Your research expertise is in Nonlinear and Adaptive Control and Estimation, Multiagent and Cooperative Systems and Sensor Networks, with particular applications in Intelligent Vehicle and Mechatronic Systems. Why do you find all this so fascinating?

– The area of Nonlinear and Adaptive Control Systems, including Adaptive Filtering and Estimator Design, has a lot of attractive challenges. Exploring the solutions to challenging mathematical problems in these areas is quite fun. Seeing different real-life applications of such mathematical design and analysis is interesting and fun. Intelligent vehicles and mechatronic systems form such an interesting real-life application area, where it is great to see the use of mathematical system designs and algorithms in advancing intelligent systems more and more to make our day-to-day lives easier.

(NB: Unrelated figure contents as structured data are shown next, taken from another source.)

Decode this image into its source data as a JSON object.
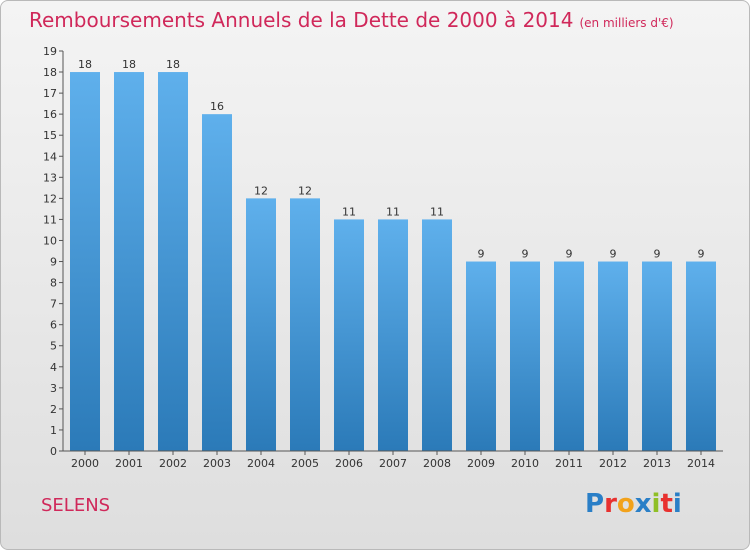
{
  "header": {
    "title": "Remboursements Annuels de la Dette de 2000 à 2014",
    "subtitle": "(en milliers d'€)"
  },
  "commune": "SELENS",
  "logo": {
    "text": "Proxiti",
    "colors": [
      "#2a7fc7",
      "#e8312f",
      "#f2a21b",
      "#2a7fc7",
      "#8fbf26",
      "#e8312f",
      "#2a7fc7"
    ]
  },
  "colors": {
    "bar_light": "#5fb0ec",
    "bar_dark": "#2b7ab8",
    "title": "#d0285a"
  },
  "chart_data": {
    "type": "bar",
    "title": "Remboursements Annuels de la Dette de 2000 à 2014",
    "categories": [
      "2000",
      "2001",
      "2002",
      "2003",
      "2004",
      "2005",
      "2006",
      "2007",
      "2008",
      "2009",
      "2010",
      "2011",
      "2012",
      "2013",
      "2014"
    ],
    "values": [
      18,
      18,
      18,
      16,
      12,
      12,
      11,
      11,
      11,
      9,
      9,
      9,
      9,
      9,
      9
    ],
    "ylim": [
      0,
      19
    ],
    "yticks": [
      0,
      1,
      2,
      3,
      4,
      5,
      6,
      7,
      8,
      9,
      10,
      11,
      12,
      13,
      14,
      15,
      16,
      17,
      18,
      19
    ],
    "grid": false
  }
}
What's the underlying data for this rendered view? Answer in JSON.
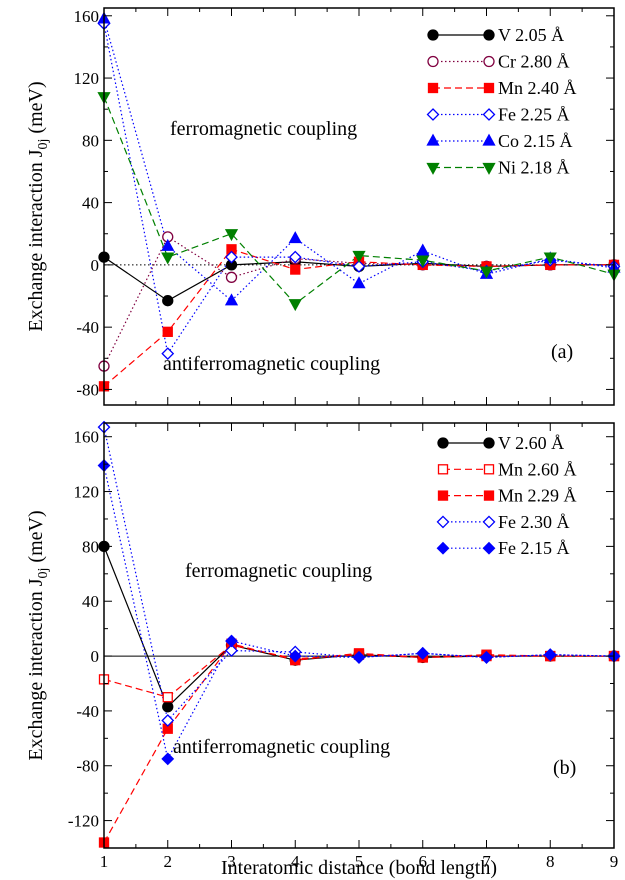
{
  "chart_data": [
    {
      "panel": "a",
      "type": "line",
      "panel_label": "(a)",
      "xlabel": "",
      "ylabel_main": "Exchange interaction J",
      "ylabel_sub": "0j",
      "ylabel_unit": " (meV)",
      "xlim": [
        1,
        9
      ],
      "ylim": [
        -90,
        165
      ],
      "xticks": [
        1,
        2,
        3,
        4,
        5,
        6,
        7,
        8,
        9
      ],
      "yticks": [
        160,
        120,
        80,
        40,
        0,
        -40,
        -80
      ],
      "ytick_labels": [
        "160",
        "120",
        "80",
        "40",
        "0",
        "-40",
        "-80"
      ],
      "annotations": [
        "ferromagnetic coupling",
        "antiferromagnetic coupling"
      ],
      "legend_position": "top-right",
      "dotted_zero_line": true,
      "series": [
        {
          "name": "V 2.05 Å",
          "color": "#000000",
          "marker": "circle",
          "filled": true,
          "dash": "solid",
          "x": [
            1,
            2,
            3,
            4,
            5,
            6,
            7,
            8,
            9
          ],
          "y": [
            5,
            -23,
            0,
            2,
            -1,
            1,
            -1,
            0,
            0
          ]
        },
        {
          "name": "Cr 2.80 Å",
          "color": "#800040",
          "marker": "circle",
          "filled": false,
          "dash": "dotted",
          "x": [
            1,
            2,
            3,
            4,
            5,
            6,
            7,
            8,
            9
          ],
          "y": [
            -65,
            18,
            -8,
            4,
            1,
            0,
            -1,
            0,
            0
          ]
        },
        {
          "name": "Mn 2.40 Å",
          "color": "#ff0000",
          "marker": "square",
          "filled": true,
          "dash": "dashed",
          "x": [
            1,
            2,
            3,
            4,
            5,
            6,
            7,
            8,
            9
          ],
          "y": [
            -78,
            -43,
            10,
            -3,
            2,
            0,
            -1,
            0,
            0
          ]
        },
        {
          "name": "Fe 2.25 Å",
          "color": "#0000ff",
          "marker": "diamond",
          "filled": false,
          "dash": "dotted",
          "x": [
            1,
            2,
            3,
            4,
            5,
            6,
            7,
            8,
            9
          ],
          "y": [
            155,
            -57,
            5,
            5,
            -1,
            2,
            -4,
            3,
            -1
          ]
        },
        {
          "name": "Co 2.15 Å",
          "color": "#0000ff",
          "marker": "triangle-up",
          "filled": true,
          "dash": "dotted",
          "x": [
            1,
            2,
            3,
            4,
            5,
            6,
            7,
            8,
            9
          ],
          "y": [
            158,
            12,
            -23,
            17,
            -12,
            9,
            -6,
            4,
            -2
          ]
        },
        {
          "name": "Ni 2.18 Å",
          "color": "#008000",
          "marker": "triangle-down",
          "filled": true,
          "dash": "dashed",
          "x": [
            1,
            2,
            3,
            4,
            5,
            6,
            7,
            8,
            9
          ],
          "y": [
            108,
            5,
            20,
            -25,
            6,
            3,
            -4,
            5,
            -6
          ]
        }
      ]
    },
    {
      "panel": "b",
      "type": "line",
      "panel_label": "(b)",
      "xlabel": "Interatomic distance  (bond length)",
      "ylabel_main": "Exchange interaction J",
      "ylabel_sub": "0j",
      "ylabel_unit": " (meV)",
      "xlim": [
        1,
        9
      ],
      "ylim": [
        -140,
        170
      ],
      "xticks": [
        1,
        2,
        3,
        4,
        5,
        6,
        7,
        8,
        9
      ],
      "yticks": [
        160,
        120,
        80,
        40,
        0,
        -40,
        -80,
        -120
      ],
      "ytick_labels": [
        "160",
        "120",
        "80",
        "40",
        "0",
        "-40",
        "-80",
        "-120"
      ],
      "annotations": [
        "ferromagnetic coupling",
        "antiferromagnetic coupling"
      ],
      "legend_position": "top-right",
      "dotted_zero_line": false,
      "series": [
        {
          "name": "V 2.60 Å",
          "color": "#000000",
          "marker": "circle",
          "filled": true,
          "dash": "solid",
          "x": [
            1,
            2,
            3,
            4,
            5,
            6,
            7,
            8,
            9
          ],
          "y": [
            80,
            -37,
            8,
            -3,
            1,
            -1,
            0,
            0,
            0
          ]
        },
        {
          "name": "Mn 2.60 Å",
          "color": "#ff0000",
          "marker": "square",
          "filled": false,
          "dash": "dashed",
          "x": [
            1,
            2,
            3,
            4,
            5,
            6,
            7,
            8,
            9
          ],
          "y": [
            -17,
            -30,
            8,
            -2,
            1,
            -1,
            0,
            0,
            0
          ]
        },
        {
          "name": "Mn 2.29 Å",
          "color": "#ff0000",
          "marker": "square",
          "filled": true,
          "dash": "dashed",
          "x": [
            1,
            2,
            3,
            4,
            5,
            6,
            7,
            8,
            9
          ],
          "y": [
            -136,
            -53,
            9,
            -3,
            2,
            -1,
            1,
            0,
            0
          ]
        },
        {
          "name": "Fe 2.30 Å",
          "color": "#0000ff",
          "marker": "diamond",
          "filled": false,
          "dash": "dotted",
          "x": [
            1,
            2,
            3,
            4,
            5,
            6,
            7,
            8,
            9
          ],
          "y": [
            167,
            -47,
            4,
            3,
            -1,
            2,
            -1,
            1,
            0
          ]
        },
        {
          "name": "Fe 2.15 Å",
          "color": "#0000ff",
          "marker": "diamond",
          "filled": true,
          "dash": "dotted",
          "x": [
            1,
            2,
            3,
            4,
            5,
            6,
            7,
            8,
            9
          ],
          "y": [
            139,
            -75,
            11,
            0,
            -1,
            2,
            -1,
            1,
            0
          ]
        }
      ]
    }
  ]
}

What did you do so far during your stay at Digital Futures?

– This stay has been a great opportunity for me to interact with many researchers – professors, postdoctoral fellows, PhD students – affiliated with Digital Futures, who are doing great research studies within my research interests. I plan to continue these interactions as long as possible towards some collaborative research results. So far, I have attended several great workshops, meetings and events organized by Digital Futures, including Digitalize in Stockholm 2023 and Digital Futures Faculty Workshop. These events helped me gain insights into various aspects of my research and academic work. I am currently continuing the collaborative research work initiated with the Digital Futures researchers.

You have also given a short Online Parameter Identification and Adaptive Control course – tell us a bit about this.

– The short course was a condensed, quick, but comprehensive coverage of Online Parameter Identification and Adaptive Control. It aimed to provide a basic ground for the design and analysis of online parameter identification and adaptive control of dynamic systems whose parameters are unknown or changing with time in an unknown manner. Despite the short notice, we had a decent audience interested in the topic. We plan to have some application projects based on what was covered in the short course during my final stay in June 2024. 

Finally, tell us a little about yourself. What have you done in Stockholm so far? Any place you would like to visit while in Sweden?

– I am a happy father to two, and as a family, we like travelling and discovering new places. I do not have professional-level hobbies, but I like going on jogs, hiking, sightseeing and solving puzzles. My stay in Stockholm has been really nice so far. I had a chance to go sightseeing in the close vicinity of Stockholm on the weekends. Some of the places I visited are the Vasa Museum, Skansen, Swedish History Museum, Stockholm City Museum and the Nobel Prize Museum noting that I particularly enjoyed Skansen and Vasa as unique places. There are a couple of other places I would like to visit in and around Stockholm during my final stay in June. Then, when the weather is more convenient, I also hope to have a few multi-city train trips within Sweden.

You will have your final stay at Digital Futures in June 2024 – what will you do next?

– In my June stay, I am mainly planning to get the initiated research collaborations better structured, keep working on these topics, have further interactions with the Digital Futures researchers I am communicating with now, and plan the next steps of the research collaborations. I will also have some follow ups of the Short Course on Parameter Identification and Adaptive Control in the form of some application projects and a follow up talk in the June stay. After completing my visit, I plan to continue the research collaborations with Digital Futures and KTH in Stockholm further, while continuing my teaching, research, and projects at the University of Waterloo.